Using the “cars” dataset in R, build a linear model for stopping distance as a function of speed and replicate the analysis of your textbook chapter 3 (visualization, quality evaluation of the model, and residual analysis.)
##
## Attaching package: 'dplyr'
## The following objects are masked from 'package:stats':
##
## filter, lag
## The following objects are masked from 'package:base':
##
## intersect, setdiff, setequal, union
## speed dist
## Min. : 4.0 Min. : 2.00
## 1st Qu.:12.0 1st Qu.: 26.00
## Median :15.0 Median : 36.00
## Mean :15.4 Mean : 42.98
## 3rd Qu.:19.0 3rd Qu.: 56.00
## Max. :25.0 Max. :120.00
ggplot(data=cars, aes(cars$speed)) +
geom_histogram(aes(fill = ..count..)) +
scale_fill_gradient("Count", low = "green", high = "red") +
labs(title = "Historgram - Speed") +
labs(x = "speed") +
labs(y = "Count")
## `stat_bin()` using `bins = 30`. Pick better value with `binwidth`.
ggplot(data=cars, aes(cars$dist)) +
geom_histogram(aes(fill = ..count..)) +
scale_fill_gradient("Count", low = "green", high = "red") +
labs(title = "Historgram - Distance") +
labs(x = "distance ") +
labs(y = "Count")
## `stat_bin()` using `bins = 30`. Pick better value with `binwidth`.
ggplot(cars, aes(x=speed, y=dist)) +
geom_point(size=2, shape=23)
cor(cars$speed, cars$dist)
## [1] 0.8068949
Using the simple linear regression, yhat = a*x+b. b is the y-intercept of the line, a is the slope, x is speed and y is output dist. Using lm function we can have the model:
car_model = lm(cars$dist~ cars$speed)
car_model
##
## Call:
## lm(formula = cars$dist ~ cars$speed)
##
## Coefficients:
## (Intercept) cars$speed
## -17.579 3.932
The regression model is \[ dist = 3.932 * speed - 17.579 \]
plot(x = cars$speed, y = cars$dist, main="Cars Data - R package", xlab = "Speed(mph)", ylab = "Distance(feet)")

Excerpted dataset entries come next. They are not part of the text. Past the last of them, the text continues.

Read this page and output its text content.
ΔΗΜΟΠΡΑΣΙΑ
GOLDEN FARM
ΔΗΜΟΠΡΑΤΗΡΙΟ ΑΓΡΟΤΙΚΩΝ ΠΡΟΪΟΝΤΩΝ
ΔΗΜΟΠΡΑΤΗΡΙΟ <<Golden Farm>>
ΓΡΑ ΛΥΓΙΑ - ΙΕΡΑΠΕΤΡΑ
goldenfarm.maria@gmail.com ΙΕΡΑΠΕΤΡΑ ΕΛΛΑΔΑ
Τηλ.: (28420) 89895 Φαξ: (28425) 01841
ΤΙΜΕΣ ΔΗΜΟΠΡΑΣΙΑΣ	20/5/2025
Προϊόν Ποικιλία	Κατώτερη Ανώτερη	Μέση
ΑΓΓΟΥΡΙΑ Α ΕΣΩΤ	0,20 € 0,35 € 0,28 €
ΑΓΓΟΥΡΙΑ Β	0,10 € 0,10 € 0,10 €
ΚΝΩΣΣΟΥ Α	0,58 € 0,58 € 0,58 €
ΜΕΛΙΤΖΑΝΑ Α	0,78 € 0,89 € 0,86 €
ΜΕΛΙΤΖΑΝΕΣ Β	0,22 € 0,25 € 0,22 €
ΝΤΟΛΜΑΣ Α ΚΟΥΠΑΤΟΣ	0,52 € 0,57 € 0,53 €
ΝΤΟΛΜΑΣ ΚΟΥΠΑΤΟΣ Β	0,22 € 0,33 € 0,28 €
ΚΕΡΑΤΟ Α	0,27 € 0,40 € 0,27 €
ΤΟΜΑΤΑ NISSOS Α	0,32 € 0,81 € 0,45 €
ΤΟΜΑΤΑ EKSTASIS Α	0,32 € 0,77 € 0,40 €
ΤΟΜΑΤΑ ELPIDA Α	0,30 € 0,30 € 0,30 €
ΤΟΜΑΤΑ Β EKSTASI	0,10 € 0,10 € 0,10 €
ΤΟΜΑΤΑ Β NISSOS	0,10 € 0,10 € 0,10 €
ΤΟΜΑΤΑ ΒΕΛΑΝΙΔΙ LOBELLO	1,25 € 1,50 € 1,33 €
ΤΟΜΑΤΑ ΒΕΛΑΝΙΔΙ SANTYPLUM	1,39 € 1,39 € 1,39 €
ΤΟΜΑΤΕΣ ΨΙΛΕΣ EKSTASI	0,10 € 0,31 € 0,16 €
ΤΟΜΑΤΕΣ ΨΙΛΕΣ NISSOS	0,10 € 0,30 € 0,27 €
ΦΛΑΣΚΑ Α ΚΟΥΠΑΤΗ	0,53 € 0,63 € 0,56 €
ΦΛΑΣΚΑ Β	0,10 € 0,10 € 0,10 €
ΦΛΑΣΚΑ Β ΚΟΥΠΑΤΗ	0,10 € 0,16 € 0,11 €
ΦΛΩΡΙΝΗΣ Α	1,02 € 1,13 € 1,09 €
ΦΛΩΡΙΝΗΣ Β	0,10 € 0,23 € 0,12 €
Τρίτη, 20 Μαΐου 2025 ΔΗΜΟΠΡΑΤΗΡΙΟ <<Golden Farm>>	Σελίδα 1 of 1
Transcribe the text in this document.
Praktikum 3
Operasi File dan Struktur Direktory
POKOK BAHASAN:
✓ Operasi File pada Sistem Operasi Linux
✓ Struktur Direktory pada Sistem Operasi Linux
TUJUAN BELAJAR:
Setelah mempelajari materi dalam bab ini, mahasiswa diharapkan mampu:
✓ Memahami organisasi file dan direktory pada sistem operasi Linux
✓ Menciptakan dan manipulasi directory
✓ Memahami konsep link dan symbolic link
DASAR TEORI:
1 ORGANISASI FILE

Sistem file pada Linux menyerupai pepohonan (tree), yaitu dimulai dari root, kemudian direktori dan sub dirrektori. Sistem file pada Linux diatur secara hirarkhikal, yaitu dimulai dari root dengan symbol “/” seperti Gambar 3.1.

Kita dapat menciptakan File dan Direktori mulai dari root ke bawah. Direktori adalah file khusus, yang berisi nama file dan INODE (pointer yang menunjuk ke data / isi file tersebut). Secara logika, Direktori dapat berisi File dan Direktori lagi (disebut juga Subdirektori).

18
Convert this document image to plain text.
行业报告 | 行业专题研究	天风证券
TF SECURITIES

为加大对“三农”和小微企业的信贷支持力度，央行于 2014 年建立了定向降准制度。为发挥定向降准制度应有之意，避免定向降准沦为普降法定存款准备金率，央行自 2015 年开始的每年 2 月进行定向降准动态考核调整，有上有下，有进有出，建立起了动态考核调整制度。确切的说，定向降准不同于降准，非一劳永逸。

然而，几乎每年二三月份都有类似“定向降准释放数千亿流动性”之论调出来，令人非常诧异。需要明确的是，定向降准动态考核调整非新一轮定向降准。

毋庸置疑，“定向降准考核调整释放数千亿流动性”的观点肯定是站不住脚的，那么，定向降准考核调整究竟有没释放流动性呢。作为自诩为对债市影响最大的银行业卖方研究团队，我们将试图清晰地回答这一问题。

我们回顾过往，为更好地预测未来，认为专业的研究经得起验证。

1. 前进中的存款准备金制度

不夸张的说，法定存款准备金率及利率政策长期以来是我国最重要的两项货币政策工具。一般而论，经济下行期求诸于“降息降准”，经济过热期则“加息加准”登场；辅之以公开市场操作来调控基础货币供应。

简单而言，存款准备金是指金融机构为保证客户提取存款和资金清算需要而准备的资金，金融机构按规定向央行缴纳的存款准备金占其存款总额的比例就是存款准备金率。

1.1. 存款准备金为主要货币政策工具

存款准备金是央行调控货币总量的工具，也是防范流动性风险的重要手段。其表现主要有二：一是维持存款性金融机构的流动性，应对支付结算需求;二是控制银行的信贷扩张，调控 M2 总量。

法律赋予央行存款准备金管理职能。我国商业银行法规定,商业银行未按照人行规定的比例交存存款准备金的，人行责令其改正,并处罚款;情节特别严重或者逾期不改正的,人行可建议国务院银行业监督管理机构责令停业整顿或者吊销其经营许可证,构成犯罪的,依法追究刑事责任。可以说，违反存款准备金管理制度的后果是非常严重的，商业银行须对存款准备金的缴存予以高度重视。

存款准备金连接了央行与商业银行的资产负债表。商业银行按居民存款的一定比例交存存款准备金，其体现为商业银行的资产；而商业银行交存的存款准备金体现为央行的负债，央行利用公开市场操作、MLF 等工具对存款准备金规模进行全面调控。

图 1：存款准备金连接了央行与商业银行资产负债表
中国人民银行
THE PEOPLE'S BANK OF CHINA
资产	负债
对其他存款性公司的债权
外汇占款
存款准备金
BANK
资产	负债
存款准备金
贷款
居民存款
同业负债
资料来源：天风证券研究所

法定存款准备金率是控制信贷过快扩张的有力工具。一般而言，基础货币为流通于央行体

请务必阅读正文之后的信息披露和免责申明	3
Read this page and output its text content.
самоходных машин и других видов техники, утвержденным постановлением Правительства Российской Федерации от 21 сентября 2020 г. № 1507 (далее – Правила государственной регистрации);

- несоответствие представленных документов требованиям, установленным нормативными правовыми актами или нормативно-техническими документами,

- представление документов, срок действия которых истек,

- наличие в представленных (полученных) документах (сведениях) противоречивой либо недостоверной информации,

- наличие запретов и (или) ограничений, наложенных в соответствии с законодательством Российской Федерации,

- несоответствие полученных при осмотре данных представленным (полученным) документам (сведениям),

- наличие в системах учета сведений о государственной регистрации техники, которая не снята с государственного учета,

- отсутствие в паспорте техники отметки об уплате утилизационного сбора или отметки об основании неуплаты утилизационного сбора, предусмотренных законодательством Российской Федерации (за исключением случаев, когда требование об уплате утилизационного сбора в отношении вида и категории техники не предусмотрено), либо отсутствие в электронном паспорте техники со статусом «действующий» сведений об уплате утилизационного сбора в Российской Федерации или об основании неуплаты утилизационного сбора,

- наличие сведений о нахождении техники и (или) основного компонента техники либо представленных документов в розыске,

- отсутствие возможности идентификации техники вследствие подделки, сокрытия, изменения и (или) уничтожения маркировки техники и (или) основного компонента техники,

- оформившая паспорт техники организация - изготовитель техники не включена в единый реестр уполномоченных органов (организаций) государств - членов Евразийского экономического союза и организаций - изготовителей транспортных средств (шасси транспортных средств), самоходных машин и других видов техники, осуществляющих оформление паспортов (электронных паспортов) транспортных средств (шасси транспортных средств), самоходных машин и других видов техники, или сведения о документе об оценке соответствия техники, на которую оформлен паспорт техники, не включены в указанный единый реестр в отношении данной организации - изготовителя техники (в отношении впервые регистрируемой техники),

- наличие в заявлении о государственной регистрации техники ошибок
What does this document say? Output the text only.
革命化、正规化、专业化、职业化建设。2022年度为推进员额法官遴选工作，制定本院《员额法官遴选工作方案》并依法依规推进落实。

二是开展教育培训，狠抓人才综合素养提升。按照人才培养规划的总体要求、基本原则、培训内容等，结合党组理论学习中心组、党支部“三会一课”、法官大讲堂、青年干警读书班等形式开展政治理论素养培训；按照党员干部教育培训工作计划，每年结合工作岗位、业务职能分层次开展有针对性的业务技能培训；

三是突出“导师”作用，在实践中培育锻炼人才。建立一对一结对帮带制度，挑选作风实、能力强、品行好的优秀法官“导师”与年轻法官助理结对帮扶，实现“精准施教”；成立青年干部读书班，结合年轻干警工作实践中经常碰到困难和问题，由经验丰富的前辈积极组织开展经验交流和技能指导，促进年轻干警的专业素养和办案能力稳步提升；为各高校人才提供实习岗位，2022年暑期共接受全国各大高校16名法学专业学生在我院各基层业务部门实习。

abline(car_model, col="red")
summary(car_model)
##
## Call:
## lm(formula = cars$dist ~ cars$speed)
##
## Residuals:
## Min 1Q Median 3Q Max
## -29.069 -9.525 -2.272 9.215 43.201
##
## Coefficients:
## Estimate Std. Error t value Pr(>|t|)
## (Intercept) -17.5791 6.7584 -2.601 0.0123 *
## cars$speed 3.9324 0.4155 9.464 1.49e-12 ***
## ---
## Signif. codes: 0 '***' 0.001 '**' 0.01 '*' 0.05 '.' 0.1 ' ' 1
##
## Residual standard error: 15.38 on 48 degrees of freedom
## Multiple R-squared: 0.6511, Adjusted R-squared: 0.6438
## F-statistic: 89.57 on 1 and 48 DF, p-value: 1.49e-12
The Multiple R-squared value 0.6511 means this moel could explain 65.11% of the data variation
qqnorm(resid(car_model))
qqline(resid(car_model))
Based on the visualization of the residuals, we see that the two end fiverge form the QQ plot line. This indicates that the residuals are normally distributed.
We see that the data has 0.8069 correlation and 65.11% multiple R -square and QQ-plot shows that using speed as the only predictor in the model is insufficient to explain the distance. Therefore, we would suggest adding other factors into the model the make the model more reliable.